Photolithography Patterning of Complementary Organic Circuits

Abstract

The application of organic electronics to display technologies, large area electronic paper (or plastics), organic light emitting diodes (OLEDs), organic solar cells, radio frequency identification tags, smart cards and chemical sensors has received a great deal of attention in recent years. The main advantages of using organic semiconductors (OSCs) are lowcost, low processing temperature, flexibility, light weight and rugged design. The substantial progress in this field has been driven not just by existing technologies, such as flat panel displays, but also by new applications, such as flexible solid-state lighting, lowcost printed integrated circuits, and plastic solar cells, to name a few. Performance-wise, organic thin-film transistors (OTFTs) are on par with their a-Si (amorphous silicon) counterparts. Since OTFT fabrication offers lower processing temperatures and lower cost, it has the potential to replace a-Si in the near future. To date, all organic complementary circuits have used stencil mask patterning. Stencil mask patterning is not practical for mass manufacturing; hence, a way to pattern organic complementary metal-oxide-semiconductor (O-CMOS) using photolithography is paramount. This is the goal of this thesis. In this dissertation the design and fabrication of improved OTFTs for electronic displays and complementary circuits are illustrated.
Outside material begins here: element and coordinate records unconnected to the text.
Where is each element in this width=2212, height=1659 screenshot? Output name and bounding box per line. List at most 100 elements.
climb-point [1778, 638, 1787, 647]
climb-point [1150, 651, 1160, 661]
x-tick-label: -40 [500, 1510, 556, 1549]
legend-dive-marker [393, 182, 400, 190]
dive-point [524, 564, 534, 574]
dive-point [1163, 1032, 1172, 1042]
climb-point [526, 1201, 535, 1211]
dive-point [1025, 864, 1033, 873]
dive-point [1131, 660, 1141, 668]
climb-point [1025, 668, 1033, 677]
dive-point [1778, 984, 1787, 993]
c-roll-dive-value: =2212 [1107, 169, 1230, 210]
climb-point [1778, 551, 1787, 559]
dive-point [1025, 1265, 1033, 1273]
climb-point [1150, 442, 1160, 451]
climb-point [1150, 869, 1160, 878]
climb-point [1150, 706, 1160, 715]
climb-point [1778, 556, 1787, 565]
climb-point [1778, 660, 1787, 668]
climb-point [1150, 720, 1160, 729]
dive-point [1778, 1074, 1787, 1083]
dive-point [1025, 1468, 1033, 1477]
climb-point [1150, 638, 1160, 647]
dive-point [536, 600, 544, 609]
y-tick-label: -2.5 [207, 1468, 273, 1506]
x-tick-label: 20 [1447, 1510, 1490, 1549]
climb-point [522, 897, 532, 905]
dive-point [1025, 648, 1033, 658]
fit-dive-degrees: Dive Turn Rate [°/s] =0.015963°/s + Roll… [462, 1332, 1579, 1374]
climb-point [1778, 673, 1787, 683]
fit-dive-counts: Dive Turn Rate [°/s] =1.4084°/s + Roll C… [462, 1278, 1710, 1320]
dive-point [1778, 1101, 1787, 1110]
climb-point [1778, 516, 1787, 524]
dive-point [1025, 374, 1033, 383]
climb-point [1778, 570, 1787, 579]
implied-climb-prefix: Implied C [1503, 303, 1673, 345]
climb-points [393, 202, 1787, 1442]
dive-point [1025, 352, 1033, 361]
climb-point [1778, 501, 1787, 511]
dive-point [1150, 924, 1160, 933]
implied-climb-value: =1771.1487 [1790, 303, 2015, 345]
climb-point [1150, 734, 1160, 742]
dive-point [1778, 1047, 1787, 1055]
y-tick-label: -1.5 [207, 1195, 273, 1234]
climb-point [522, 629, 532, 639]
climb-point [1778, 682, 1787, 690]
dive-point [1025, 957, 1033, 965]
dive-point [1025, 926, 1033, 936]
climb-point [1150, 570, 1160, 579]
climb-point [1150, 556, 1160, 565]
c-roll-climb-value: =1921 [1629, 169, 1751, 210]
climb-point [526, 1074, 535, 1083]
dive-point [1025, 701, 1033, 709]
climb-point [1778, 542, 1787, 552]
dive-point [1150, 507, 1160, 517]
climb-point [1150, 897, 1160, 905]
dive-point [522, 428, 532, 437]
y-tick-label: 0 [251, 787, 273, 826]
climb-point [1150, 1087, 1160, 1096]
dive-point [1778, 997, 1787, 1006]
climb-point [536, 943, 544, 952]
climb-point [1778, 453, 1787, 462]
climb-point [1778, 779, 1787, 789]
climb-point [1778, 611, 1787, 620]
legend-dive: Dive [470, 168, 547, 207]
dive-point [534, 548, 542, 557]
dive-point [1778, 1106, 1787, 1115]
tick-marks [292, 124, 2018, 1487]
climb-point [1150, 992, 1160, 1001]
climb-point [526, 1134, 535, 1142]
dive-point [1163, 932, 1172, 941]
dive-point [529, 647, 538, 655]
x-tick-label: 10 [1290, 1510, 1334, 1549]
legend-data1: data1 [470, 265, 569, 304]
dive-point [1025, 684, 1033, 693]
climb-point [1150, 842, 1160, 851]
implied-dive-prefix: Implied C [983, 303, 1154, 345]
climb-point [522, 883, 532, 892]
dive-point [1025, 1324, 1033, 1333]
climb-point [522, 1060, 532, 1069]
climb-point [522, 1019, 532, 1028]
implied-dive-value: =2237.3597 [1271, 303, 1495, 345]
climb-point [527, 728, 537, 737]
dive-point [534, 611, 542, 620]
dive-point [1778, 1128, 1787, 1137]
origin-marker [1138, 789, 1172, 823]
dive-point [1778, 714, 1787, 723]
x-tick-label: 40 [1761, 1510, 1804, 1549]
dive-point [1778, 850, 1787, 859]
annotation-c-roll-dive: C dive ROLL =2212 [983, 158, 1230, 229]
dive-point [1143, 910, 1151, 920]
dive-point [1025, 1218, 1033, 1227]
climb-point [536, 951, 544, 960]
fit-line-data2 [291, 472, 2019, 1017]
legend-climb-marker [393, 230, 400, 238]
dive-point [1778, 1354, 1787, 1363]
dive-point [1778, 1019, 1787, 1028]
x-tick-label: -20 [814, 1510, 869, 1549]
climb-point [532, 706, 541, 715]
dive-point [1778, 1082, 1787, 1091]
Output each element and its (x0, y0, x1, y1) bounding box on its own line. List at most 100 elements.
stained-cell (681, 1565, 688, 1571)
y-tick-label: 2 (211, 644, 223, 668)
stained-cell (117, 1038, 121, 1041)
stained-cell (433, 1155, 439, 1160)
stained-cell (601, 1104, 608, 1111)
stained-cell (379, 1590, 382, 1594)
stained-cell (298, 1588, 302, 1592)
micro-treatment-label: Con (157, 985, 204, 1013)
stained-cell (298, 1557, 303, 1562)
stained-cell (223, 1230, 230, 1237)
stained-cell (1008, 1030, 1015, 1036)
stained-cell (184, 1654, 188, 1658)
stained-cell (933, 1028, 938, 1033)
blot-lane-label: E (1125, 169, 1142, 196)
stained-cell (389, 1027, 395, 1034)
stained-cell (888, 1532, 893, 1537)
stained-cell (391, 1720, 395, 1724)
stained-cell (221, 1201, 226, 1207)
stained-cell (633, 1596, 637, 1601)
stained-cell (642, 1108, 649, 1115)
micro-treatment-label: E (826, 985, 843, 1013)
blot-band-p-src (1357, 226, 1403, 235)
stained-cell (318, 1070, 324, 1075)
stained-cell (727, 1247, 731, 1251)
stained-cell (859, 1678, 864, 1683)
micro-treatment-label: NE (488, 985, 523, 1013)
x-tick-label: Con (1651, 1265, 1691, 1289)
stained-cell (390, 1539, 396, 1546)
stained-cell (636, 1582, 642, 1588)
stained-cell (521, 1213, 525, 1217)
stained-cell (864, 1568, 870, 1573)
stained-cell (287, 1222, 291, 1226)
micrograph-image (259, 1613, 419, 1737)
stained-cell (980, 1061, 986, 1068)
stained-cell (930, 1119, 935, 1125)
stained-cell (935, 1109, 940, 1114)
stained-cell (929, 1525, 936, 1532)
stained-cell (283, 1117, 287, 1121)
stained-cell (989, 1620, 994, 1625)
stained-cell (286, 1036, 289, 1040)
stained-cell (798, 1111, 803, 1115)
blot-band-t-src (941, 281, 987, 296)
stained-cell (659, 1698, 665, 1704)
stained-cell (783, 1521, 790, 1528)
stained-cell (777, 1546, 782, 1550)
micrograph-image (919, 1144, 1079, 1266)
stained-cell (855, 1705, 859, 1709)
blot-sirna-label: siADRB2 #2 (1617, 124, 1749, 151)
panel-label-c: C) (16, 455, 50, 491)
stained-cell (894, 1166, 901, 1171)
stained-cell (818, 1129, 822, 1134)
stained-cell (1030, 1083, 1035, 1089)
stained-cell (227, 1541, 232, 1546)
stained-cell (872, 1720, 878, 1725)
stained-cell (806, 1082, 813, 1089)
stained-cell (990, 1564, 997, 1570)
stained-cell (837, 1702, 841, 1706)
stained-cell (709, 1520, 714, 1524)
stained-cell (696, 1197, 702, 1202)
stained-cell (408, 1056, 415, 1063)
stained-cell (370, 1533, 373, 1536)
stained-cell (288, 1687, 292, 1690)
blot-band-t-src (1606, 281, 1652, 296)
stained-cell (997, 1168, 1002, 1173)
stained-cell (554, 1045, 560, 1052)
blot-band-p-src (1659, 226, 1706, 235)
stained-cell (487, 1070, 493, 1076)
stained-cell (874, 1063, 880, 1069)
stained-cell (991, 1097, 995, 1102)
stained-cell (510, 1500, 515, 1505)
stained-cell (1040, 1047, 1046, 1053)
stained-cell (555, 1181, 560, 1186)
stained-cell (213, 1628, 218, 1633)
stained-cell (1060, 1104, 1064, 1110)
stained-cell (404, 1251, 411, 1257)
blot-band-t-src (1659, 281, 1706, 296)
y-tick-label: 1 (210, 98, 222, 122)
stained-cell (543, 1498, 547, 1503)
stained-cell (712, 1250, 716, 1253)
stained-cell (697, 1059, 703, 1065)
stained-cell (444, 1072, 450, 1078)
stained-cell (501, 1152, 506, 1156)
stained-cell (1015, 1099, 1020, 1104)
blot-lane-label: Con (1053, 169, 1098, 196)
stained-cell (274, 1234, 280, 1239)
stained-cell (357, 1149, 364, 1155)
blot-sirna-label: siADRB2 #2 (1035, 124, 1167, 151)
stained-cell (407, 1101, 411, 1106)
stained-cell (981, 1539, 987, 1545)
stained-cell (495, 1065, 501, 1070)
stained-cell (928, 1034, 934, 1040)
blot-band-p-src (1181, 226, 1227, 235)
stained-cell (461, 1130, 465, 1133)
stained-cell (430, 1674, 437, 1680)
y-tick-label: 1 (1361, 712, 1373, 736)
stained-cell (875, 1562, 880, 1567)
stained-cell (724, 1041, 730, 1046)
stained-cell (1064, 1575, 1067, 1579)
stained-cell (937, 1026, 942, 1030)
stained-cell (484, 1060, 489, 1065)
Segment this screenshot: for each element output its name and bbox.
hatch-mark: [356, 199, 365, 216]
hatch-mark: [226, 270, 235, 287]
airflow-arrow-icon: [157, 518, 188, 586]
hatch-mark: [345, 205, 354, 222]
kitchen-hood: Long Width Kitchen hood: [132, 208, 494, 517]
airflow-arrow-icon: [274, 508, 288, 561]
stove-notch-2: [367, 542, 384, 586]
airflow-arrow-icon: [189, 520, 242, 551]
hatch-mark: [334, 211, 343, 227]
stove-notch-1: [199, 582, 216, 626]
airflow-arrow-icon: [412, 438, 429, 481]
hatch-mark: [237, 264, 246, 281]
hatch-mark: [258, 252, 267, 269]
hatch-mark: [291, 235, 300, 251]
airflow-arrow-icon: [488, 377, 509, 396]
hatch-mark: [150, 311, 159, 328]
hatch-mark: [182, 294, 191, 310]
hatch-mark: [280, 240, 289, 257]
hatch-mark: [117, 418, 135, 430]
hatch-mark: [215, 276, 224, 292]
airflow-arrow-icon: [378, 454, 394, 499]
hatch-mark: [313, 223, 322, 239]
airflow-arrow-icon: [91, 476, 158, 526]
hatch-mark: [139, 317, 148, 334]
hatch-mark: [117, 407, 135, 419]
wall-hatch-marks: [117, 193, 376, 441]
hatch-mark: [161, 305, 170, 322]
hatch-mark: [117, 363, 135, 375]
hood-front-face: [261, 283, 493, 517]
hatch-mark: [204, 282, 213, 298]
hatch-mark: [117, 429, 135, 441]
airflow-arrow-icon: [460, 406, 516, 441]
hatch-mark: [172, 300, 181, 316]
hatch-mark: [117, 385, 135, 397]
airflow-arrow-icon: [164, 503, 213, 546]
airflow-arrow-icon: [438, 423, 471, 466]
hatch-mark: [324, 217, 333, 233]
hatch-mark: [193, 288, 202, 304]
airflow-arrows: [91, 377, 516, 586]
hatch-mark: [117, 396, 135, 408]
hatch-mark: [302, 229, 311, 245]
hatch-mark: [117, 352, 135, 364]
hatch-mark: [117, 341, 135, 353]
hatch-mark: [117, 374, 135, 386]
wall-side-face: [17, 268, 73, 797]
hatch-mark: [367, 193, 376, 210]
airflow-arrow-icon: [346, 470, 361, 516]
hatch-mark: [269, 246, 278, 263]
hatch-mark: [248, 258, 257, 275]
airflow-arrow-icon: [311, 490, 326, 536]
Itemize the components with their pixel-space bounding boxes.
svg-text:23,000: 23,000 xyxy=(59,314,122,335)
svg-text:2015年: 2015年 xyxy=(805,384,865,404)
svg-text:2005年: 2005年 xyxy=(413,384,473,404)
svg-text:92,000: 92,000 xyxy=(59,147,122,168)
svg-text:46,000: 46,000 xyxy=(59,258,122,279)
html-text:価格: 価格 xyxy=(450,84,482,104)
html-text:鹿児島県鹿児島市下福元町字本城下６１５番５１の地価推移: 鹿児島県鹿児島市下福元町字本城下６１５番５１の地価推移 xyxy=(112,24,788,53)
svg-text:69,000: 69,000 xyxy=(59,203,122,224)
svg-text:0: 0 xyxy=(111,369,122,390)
Here, we demonstrated OTFTs that have excellent stability; hence, they are more suitable for the above-mentioned electronic applications. In addition, for the first time, successful photolithographic patterning of an n-channel organic semiconductor is demonstrated. These important results have enabled us to integrate the n-channel and p-channel organic materials using a complete photolithographic process in realizing O-CMOS.